Dans la nuit la liberté nous écoute (Le Roy)

Dans la nuit la liberté nous écoute
Le Roy © Le Lombard – 2011

« En 1943, Albert a 16 ans. Ulcéré par l’occupation de son pays, il épouse les idéaux communistes… Trois ans plus tard, la France est libre et il s’engage dans l’armée, pour voyager et sortir de sa misère sociale. Dépêché en Indochine « pour combattre les terroristes du Viêt-minh », il ne tarde guère à frayer avec les indigènes, en dépit des consignes de l’état-major. Les exactions commises par ses camarades au nom de la liberté le dégoûtant un peu plus chaque jour, Albert comprend alors qu’être libre, c’est aussi faire des choix, parfois radicaux ! » (synopsis éditeur).

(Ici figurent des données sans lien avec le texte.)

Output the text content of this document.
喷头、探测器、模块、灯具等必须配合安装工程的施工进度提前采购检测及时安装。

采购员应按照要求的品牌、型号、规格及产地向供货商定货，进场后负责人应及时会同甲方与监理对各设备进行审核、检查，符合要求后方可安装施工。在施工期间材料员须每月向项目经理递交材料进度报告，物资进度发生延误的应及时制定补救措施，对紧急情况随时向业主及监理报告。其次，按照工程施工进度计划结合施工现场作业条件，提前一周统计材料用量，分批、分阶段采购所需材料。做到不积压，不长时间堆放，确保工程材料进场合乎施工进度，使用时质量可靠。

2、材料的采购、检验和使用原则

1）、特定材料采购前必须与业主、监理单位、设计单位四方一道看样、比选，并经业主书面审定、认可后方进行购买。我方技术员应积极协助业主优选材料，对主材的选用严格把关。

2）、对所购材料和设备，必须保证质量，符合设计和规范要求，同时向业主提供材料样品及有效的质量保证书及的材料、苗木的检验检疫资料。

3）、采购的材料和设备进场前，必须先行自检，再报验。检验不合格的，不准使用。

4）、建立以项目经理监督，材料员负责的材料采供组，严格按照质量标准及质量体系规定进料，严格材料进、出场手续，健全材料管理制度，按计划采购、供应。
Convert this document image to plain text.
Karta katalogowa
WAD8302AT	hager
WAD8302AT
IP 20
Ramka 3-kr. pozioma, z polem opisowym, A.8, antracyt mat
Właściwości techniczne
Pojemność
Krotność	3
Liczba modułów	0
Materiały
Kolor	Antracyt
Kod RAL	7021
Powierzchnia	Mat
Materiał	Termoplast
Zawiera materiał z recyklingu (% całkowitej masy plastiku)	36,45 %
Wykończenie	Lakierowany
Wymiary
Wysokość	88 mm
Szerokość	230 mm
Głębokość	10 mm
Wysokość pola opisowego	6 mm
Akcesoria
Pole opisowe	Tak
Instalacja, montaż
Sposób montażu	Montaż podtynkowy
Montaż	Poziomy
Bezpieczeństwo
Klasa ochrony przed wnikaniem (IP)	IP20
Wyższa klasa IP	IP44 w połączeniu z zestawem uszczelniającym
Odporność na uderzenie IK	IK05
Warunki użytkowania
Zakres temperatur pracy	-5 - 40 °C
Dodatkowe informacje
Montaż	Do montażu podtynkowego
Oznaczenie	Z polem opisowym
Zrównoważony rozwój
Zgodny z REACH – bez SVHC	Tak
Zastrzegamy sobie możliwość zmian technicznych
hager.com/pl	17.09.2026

Au gré des rencontres, Albert Clavier sympathisera avec Bat, un jeune Vietnamien. Les mois passent, les deux hommes se lient d’amitié, Bat lui dévoile sa véritable identité et lui propose de rejoindre les opposants vietnamiens. En 1949, Albert déserte l’Armée française pour défendre la Liberté du peuple vietnamien. Il devient Ngô-An : « Le Pacifique ». Peu à peu, il trouve sa place dans cette organisation, apprend à parler le vietnamien et devient un instrument de la propagande communiste sous l’égide de Hô Chi Minh.

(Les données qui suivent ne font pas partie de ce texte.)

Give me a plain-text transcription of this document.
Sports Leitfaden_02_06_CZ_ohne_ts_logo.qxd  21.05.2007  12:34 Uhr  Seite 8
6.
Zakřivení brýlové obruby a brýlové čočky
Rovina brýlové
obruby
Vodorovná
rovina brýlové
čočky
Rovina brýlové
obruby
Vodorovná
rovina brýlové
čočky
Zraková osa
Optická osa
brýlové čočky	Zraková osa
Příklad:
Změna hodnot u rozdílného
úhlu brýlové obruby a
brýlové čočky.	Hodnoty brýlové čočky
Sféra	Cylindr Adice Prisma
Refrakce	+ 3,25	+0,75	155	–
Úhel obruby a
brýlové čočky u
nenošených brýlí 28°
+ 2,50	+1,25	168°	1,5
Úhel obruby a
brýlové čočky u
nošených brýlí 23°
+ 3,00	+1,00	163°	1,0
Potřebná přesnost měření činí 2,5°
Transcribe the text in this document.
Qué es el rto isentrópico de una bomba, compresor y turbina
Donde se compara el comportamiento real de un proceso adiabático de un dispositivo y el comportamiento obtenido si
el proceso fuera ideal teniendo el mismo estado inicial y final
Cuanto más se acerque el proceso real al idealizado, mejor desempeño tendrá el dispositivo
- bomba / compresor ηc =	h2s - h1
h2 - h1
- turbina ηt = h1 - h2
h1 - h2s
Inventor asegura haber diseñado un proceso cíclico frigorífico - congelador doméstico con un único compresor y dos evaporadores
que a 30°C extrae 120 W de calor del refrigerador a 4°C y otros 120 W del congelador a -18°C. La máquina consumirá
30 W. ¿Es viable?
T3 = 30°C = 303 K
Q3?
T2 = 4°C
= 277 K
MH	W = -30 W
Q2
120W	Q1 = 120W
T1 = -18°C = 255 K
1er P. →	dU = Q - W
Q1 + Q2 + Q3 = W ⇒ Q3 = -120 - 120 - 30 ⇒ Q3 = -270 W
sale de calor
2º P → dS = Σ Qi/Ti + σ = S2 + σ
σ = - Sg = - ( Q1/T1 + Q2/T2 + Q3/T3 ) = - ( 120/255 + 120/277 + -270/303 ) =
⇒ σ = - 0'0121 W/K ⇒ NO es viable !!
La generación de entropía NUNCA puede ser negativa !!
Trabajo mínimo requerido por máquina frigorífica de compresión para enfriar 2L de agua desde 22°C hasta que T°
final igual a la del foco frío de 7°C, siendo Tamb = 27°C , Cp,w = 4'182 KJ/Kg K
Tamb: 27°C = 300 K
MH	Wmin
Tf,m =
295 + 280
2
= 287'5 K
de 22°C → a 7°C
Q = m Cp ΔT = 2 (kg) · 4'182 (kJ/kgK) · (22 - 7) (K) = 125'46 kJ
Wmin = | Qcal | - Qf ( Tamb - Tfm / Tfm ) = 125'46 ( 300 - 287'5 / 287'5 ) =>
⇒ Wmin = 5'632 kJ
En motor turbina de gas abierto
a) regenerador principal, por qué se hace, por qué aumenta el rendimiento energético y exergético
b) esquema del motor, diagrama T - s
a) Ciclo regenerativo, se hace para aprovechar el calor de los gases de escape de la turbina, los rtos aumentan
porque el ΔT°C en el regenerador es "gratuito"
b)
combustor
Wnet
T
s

Cet album est la biographie d’Albert Clavier. En entame d’album, Maximilien explique la genèse de cet ouvrage. En sortant de la lecture De l’Indochine coloniale au Vietnam libre, je ne regrette rien d’Albert Clavier, l’envie d’adapter ce récit voit le jour. Maximilien Le Roy rencontre l’auteur et organise un séjour d’un mois au Vietnam en février 2010 afin de faire des repérages pour l’album.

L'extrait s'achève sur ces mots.